Едва пройдя под аркой, она услышала голоса Килиана и Хакобо. Ей показалось, будто они спорят. Она подошла ближе и укрылась за стволом старой яблони, откуда могла их видеть, оставаясь при этом незамеченной.

Килиан стоял на камне, сжимая в правой руке гвинейский мачете. Левой рукой он придерживал толстую ветку ясеня, которую рубил ножом у самого основания. Ветка уже вот-вот готова была обломиться под резкими ударами мачете. Хакобо нервно прохаживался из стороны в сторону, то приближаясь к брату, то отдаляясь.

Они даже не заметили присутствия Кларенс, и она не спешила их о себе оповещать.

Они спорили.

И спорили на местном диалекте.

Ее сердце тревожно забилось, она вернулась по собственным следам, и спряталась за кустами, убедившись, что ее не видно. Слегка высунувшись из-за кустов, она видела отца и дядю в профиль.

Некоторых слов она не понимала. Когда братья быстро говорили на местном диалекте, ей было трудно поспевать за ходом беседы. Даниэла и Кларенс достаточно хорошо знали пасолобинский диалект, благодаря соседям и родственникам, но дома у них говорили исключительно на правильном испанском: кроме всего прочего, ещё и потому, что матери девушек были родом не из их долины.

Спрятавшись за кустами, Кларенс посетовала, что никогда не утруждала себя глубоким изучением языка своих предков, в отличие от Лахи и Инико. Читала она на нем свободно и даже защитила докторскую диссертацию по грамматике диалекта, но произношение явно оставляло желать лучшего.

Тем не менее, разобрать в разговоре личные имена большого труда не составляло: несомненно, они говорили о Лахе и Даниэле. Вскоре она приноровилась к их выговору и смогла понять диалог братьев до последнего слова.

— Ты должен что-то сделать, Килиан! — кричал Хакобо.

— И что я, по-твоему, должен сделать? Если я скажу ей правду, придётся рассказать и все остальное. Не думаю, что тебе это будет приятно.

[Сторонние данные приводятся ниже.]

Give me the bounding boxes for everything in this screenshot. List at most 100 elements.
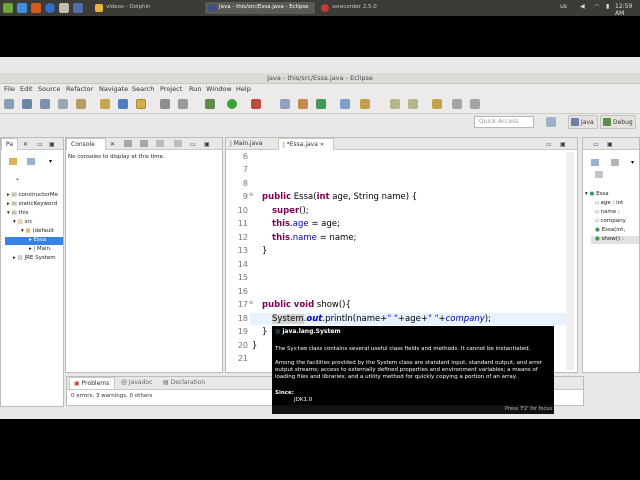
suspend-icon[interactable] <box>178 99 188 109</box>
browser-launcher-icon[interactable] <box>31 3 41 13</box>
minimize-icon[interactable]: ▭ <box>593 141 599 148</box>
last-edit-icon[interactable] <box>432 99 442 109</box>
files-launcher-icon[interactable] <box>17 3 27 13</box>
perspective-debug[interactable]: Debug <box>600 115 636 129</box>
open-type-icon[interactable] <box>76 99 86 109</box>
open-console-icon[interactable] <box>140 140 148 147</box>
resume-icon[interactable] <box>160 99 170 109</box>
menu-help[interactable]: Help <box>236 85 251 93</box>
tab-javadoc[interactable]: @ Javadoc <box>117 377 157 389</box>
tree-item-constructorMe[interactable]: ▸ ▤ constructorMe <box>7 192 58 198</box>
perspective-java[interactable]: Java <box>568 115 598 129</box>
new-class-icon[interactable] <box>316 99 326 109</box>
battery-icon[interactable]: ▮ <box>606 3 609 10</box>
tree-item-main[interactable]: ▸ J Main. <box>29 246 52 252</box>
maximize-icon[interactable]: ▣ <box>607 141 613 148</box>
pin-console-icon[interactable] <box>156 140 164 147</box>
menu-search[interactable]: Search <box>132 85 154 93</box>
new-java-project-icon[interactable] <box>280 99 290 109</box>
tree-item-staticKeyword[interactable]: ▸ ▤ staticKeyword <box>7 201 57 207</box>
next-annotation-icon[interactable] <box>390 99 400 109</box>
outline-member-selected[interactable]: ● show() : <box>591 236 639 244</box>
previous-annotation-icon[interactable] <box>408 99 418 109</box>
display-console-icon[interactable] <box>124 140 132 147</box>
quick-access-input[interactable]: Quick Access <box>474 116 534 128</box>
link-editor-icon[interactable] <box>27 158 35 165</box>
chromium-launcher-icon[interactable] <box>45 3 55 13</box>
tree-item-this[interactable]: ▾ ▤ this <box>7 210 29 216</box>
back-icon[interactable] <box>452 99 462 109</box>
outline-class-essa[interactable]: ▾ ● Essa <box>585 191 609 197</box>
outline-member[interactable]: ● Essa(int, <box>595 227 625 233</box>
new-icon[interactable] <box>4 99 14 109</box>
terminal-launcher-icon[interactable] <box>59 3 69 13</box>
task-dolphin[interactable]: videos - Dolphin <box>92 2 202 14</box>
search-icon[interactable] <box>360 99 370 109</box>
print-icon[interactable] <box>58 99 68 109</box>
external-tools-icon[interactable] <box>251 99 261 109</box>
save-icon[interactable] <box>22 99 32 109</box>
skip-breakpoints-icon[interactable] <box>136 99 146 109</box>
menu-window[interactable]: Window <box>206 85 232 93</box>
outline-member[interactable]: ▫ company <box>595 218 626 224</box>
tab-essa-java[interactable]: J *Essa.java ✕ <box>278 138 334 150</box>
task-ssrecorder[interactable]: ssrecorder 2.5.0 <box>318 2 428 14</box>
view-menu-icon[interactable]: ▾ <box>631 159 634 166</box>
tab-console[interactable]: Console <box>66 138 106 150</box>
keyboard-layout[interactable]: us <box>560 3 567 10</box>
hide-fields-icon[interactable] <box>611 159 619 166</box>
close-icon[interactable]: ✕ <box>320 142 324 148</box>
tab-declaration[interactable]: ▤ Declaration <box>159 377 211 389</box>
eclipse-launcher-icon[interactable] <box>73 3 83 13</box>
javadoc-hover-popup[interactable]: ◎ java.lang.System The System class cont… <box>272 326 554 414</box>
apps-menu-icon[interactable] <box>3 3 13 13</box>
tab-main-java[interactable]: J Main.java <box>226 138 278 150</box>
menu-file[interactable]: File <box>4 85 15 93</box>
editor-scrollbar[interactable] <box>566 152 574 370</box>
clear-console-icon[interactable] <box>174 140 182 147</box>
minimize-icon[interactable]: ▭ <box>546 141 552 148</box>
open-type-hierarchy-icon[interactable] <box>340 99 350 109</box>
menu-source[interactable]: Source <box>38 85 60 93</box>
minimize-icon[interactable]: ▭ <box>190 141 196 148</box>
open-perspective-icon[interactable] <box>546 117 556 127</box>
outline-member[interactable]: ▫ name : <box>595 209 620 215</box>
wifi-icon[interactable]: ◠ <box>594 3 599 10</box>
debug-icon[interactable] <box>118 99 128 109</box>
close-icon[interactable]: ✕ <box>23 141 28 148</box>
tree-item-src[interactable]: ▾ ▨ src <box>13 219 33 225</box>
tab-package-explorer[interactable]: Pa <box>1 138 19 150</box>
maximize-icon[interactable]: ▣ <box>560 141 566 148</box>
maximize-icon[interactable]: ▣ <box>204 141 210 148</box>
close-icon[interactable]: ✕ <box>110 141 115 148</box>
run-icon[interactable] <box>227 99 237 109</box>
tree-item-essa[interactable]: ▸ Essa <box>5 237 63 245</box>
clock[interactable]: 12:59 AM <box>615 3 640 17</box>
tab-problems[interactable]: ▣ Problems <box>69 377 115 389</box>
menu-edit[interactable]: Edit <box>20 85 33 93</box>
save-all-icon[interactable] <box>40 99 50 109</box>
hide-static-icon[interactable] <box>595 171 603 178</box>
maximize-icon[interactable]: ▣ <box>49 141 55 148</box>
debug-run-icon[interactable] <box>205 99 215 109</box>
collapse-all-icon[interactable] <box>9 158 17 165</box>
fold-marker-icon[interactable]: ⊖ <box>249 192 253 198</box>
view-menu-icon[interactable]: ▾ <box>49 158 52 165</box>
new-package-icon[interactable] <box>298 99 308 109</box>
outline-member[interactable]: ▫ age : int <box>595 200 623 206</box>
volume-icon[interactable]: ◀ <box>580 3 585 10</box>
tree-item-default-package[interactable]: ▾ ▦ (default <box>21 228 54 234</box>
minimize-icon[interactable]: ▭ <box>37 141 43 148</box>
filter-chevron-icon[interactable]: ⌄ <box>15 175 20 182</box>
forward-icon[interactable] <box>470 99 480 109</box>
toggle-mark-icon[interactable] <box>100 99 110 109</box>
menu-project[interactable]: Project <box>160 85 182 93</box>
menu-refactor[interactable]: Refactor <box>66 85 93 93</box>
sort-icon[interactable] <box>591 159 599 166</box>
menu-run[interactable]: Run <box>189 85 201 93</box>
task-eclipse[interactable]: Java - this/src/Essa.java - Eclipse <box>205 2 315 14</box>
outline-header: ▭ ▣ <box>583 138 639 150</box>
menu-navigate[interactable]: Navigate <box>99 85 128 93</box>
fold-marker-icon[interactable]: ⊖ <box>249 300 253 306</box>
tree-item-jre-system[interactable]: ▸ ▥ JRE System <box>13 255 56 261</box>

Послышался глухой удар мачете.

— Никто не требует, чтобы ты рассказывал все! Только про свои шашни с этой женщиной!

— Это мое дело, — сухо ответил Килиан.

— О нет, Килиан, уже не твоё. Это уже не только твоё дело. Даниэла и этот парень... Тебе что же, совсем на неё наплевать?

Снова послышался удар мачете.

— Это было неизбежно. В конце концов я это понял.

— Килиан, ты с ума сошёл! Во имя всего святого! Они же брат и сестра! Ты совсем потерял голову с этой своей негритянкой!

Ещё один удар мачете.

А затем — тишина.

По тону дяди Кларенс поняла, что он говорит, глотая слова.

— Ее звали Бисила, Хакобо, — произнёс он, еле сдерживая гнев. — Ее зовут Бисила. Так что будь любезен отзываться о ней с уважением. Хотя что я говорю! Как можно ждать — от тебя! — уважения к Бисиле?

Снова удар мачете.

— Заткнись! — заорал Хакобо.

— Только что ты хотел, чтобы я говорил.

— Просто подтверди, что отец Лахи — ты, и точка! Покончим с этим делом и забудем эту тему.